【第79回】ホームクリーニングを民泊用洗濯サービスへ 『北海道民泊、訪れてよし住んでよし』北海道民泊観光協会 代表理事 南邦彦さん

札幌市内では、住宅宿泊事業法(民泊新法)施行前、保健所職員が違法民泊(無届け)の物件を巡回し指導しておりました。 私は何度か現場に立ち会い、そして保健所へ訪問し状況を説明したことがあります。民泊ホストを集め、保健所の方に来てもらい、旅館業法の勉強会を行ったりもしました。 指導をする・される立場ですが、テーブルについて話し合うことがスタートです。

新しいサービスが誕生する度に、法律・条例の内容について精査していくことが必要だと感じ、民泊現場で活動をしていました。 指導をされる内容の中で、旅館業法のみならず、クリーニング業法に抵触するということを伝えられました。お客様の洗濯物を有償で洗濯する場合には有資格者が必要。 クリーニング技師を取得するには都道府県で開催されている試験を受けなければなりません。よく調べると試験料は地域で差異があり、学科を受験、そして実技があると無いところもあります。簡単にいうと難易度も金額も様々で、開催日は年に1回です。

住宅宿泊事業法に沿って適法運用を考える中、クリーニング業法についても目を向ける必要があるのです。そこでホテルのようにリネンサプライ(シーツは洗濯会社が提供をする)の手法を取り入れようとするも、地元リネンサプライ会社は違法状態にある民泊事業者へのサービス提供は難しいとの回答、さらに一定数のボリュームも必要。 そこで、我々、民泊清掃チームは自社でリネンを調達し業務用洗濯機・乾燥器を導入する、清掃会社がリネン(シーツ・タオル)持ち込み清掃をすることでクリーニング業法に抵触しないよう努力してきました。 しかし、この方法ではリネンは均一化されてしまい、特徴のあるリネンで、部屋を運用することはできません。
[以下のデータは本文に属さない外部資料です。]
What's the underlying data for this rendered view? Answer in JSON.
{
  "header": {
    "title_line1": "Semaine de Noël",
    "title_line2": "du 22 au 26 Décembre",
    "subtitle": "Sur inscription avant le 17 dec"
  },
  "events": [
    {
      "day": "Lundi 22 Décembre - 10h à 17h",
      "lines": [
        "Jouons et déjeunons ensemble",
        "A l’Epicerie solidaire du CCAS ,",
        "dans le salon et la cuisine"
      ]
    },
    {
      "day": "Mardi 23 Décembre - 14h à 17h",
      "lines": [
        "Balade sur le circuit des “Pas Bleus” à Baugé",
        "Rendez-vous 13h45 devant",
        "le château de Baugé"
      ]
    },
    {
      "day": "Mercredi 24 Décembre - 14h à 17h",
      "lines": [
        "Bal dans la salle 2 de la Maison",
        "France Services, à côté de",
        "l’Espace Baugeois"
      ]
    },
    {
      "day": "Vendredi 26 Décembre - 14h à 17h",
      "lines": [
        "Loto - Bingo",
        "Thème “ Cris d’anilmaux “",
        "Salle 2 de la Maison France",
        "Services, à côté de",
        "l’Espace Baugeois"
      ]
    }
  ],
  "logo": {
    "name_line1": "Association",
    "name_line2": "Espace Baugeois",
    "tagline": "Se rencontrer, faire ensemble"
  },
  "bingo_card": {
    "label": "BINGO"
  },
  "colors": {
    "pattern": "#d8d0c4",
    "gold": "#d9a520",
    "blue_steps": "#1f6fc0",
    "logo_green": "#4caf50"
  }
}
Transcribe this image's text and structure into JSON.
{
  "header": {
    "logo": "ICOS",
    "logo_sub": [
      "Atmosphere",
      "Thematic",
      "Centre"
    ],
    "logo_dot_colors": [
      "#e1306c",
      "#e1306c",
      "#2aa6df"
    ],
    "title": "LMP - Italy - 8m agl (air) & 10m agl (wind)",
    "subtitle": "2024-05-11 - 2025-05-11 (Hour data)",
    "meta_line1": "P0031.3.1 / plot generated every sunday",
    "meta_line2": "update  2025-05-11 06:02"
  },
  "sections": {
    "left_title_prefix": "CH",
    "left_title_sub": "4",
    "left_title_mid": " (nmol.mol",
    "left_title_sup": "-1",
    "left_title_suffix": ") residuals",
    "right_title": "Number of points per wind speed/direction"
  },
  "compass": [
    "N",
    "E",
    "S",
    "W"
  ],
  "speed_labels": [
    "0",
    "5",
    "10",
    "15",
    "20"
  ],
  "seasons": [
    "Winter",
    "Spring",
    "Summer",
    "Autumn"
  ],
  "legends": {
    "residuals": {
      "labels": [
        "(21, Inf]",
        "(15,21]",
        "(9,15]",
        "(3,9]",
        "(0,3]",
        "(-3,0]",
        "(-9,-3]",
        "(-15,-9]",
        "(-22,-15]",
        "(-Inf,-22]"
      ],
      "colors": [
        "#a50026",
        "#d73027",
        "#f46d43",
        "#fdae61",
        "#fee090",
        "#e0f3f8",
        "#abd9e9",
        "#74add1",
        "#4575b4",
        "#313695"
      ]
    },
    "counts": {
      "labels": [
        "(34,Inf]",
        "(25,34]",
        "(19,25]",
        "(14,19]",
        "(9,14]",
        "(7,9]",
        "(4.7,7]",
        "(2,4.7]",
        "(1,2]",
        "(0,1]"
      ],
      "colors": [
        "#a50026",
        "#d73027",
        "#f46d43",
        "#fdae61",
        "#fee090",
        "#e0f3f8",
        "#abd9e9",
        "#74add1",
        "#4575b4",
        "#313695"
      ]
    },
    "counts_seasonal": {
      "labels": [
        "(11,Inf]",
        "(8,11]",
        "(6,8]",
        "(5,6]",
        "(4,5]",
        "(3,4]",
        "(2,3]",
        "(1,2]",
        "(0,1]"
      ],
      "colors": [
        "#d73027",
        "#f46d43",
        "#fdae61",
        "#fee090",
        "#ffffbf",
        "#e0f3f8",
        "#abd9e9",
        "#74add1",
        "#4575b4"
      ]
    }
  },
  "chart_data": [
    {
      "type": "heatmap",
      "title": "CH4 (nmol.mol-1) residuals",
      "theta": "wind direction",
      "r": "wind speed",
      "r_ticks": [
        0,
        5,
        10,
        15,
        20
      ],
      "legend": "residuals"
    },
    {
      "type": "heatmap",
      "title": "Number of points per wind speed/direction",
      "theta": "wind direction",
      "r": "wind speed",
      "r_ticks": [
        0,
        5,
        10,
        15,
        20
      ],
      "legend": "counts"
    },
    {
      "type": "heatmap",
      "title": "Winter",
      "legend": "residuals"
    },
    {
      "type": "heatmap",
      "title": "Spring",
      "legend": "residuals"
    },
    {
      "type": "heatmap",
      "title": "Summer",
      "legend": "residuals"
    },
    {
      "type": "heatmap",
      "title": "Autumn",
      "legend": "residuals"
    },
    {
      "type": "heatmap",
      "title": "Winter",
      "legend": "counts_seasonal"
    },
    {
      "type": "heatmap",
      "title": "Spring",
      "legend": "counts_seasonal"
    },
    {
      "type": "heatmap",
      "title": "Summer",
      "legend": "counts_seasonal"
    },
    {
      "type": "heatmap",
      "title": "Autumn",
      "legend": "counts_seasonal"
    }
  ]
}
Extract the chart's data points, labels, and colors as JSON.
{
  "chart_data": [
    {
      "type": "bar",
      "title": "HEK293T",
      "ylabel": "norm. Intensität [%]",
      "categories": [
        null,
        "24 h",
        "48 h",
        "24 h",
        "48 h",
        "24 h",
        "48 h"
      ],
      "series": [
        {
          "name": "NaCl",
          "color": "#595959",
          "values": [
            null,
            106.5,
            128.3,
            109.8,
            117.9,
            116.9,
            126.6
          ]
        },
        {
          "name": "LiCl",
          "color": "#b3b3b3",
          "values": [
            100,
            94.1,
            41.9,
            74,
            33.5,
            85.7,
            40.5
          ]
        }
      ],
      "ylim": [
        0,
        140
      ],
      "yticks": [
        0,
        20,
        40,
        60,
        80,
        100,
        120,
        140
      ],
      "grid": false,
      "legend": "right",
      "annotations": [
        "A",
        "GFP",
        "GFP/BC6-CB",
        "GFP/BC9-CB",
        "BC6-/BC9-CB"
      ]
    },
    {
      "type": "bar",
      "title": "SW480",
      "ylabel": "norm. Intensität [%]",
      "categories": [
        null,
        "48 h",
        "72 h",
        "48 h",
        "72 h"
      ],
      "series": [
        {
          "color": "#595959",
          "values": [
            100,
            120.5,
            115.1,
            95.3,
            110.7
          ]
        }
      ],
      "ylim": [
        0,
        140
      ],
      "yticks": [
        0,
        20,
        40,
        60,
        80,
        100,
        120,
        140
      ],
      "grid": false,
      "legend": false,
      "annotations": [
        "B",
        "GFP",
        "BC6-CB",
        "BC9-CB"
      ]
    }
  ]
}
個別対応が必要なベッドもあります。それらを対応しようとするには洗濯物へタグをつけてといった作業が発生します。自社ではそれらの作業まで対応することが難しいため、地元のクリーニング工場と交渉し民泊向け洗濯サービスを試験運用しております。

欠点と言えば、洗濯もの1枚1枚がビニール放送・タグ付けされているため、清掃スタッフの手間がかかりますが、洗濯ものを袋に入れ、物置等に入れておくと次回清掃時には洗濯・乾燥を終えたリネン類が返却されているといった具合です、いわゆるホームクリーニングというサービスです。 民泊現場では、適法化に伴って様々な企業がサービスの提供を始動させております。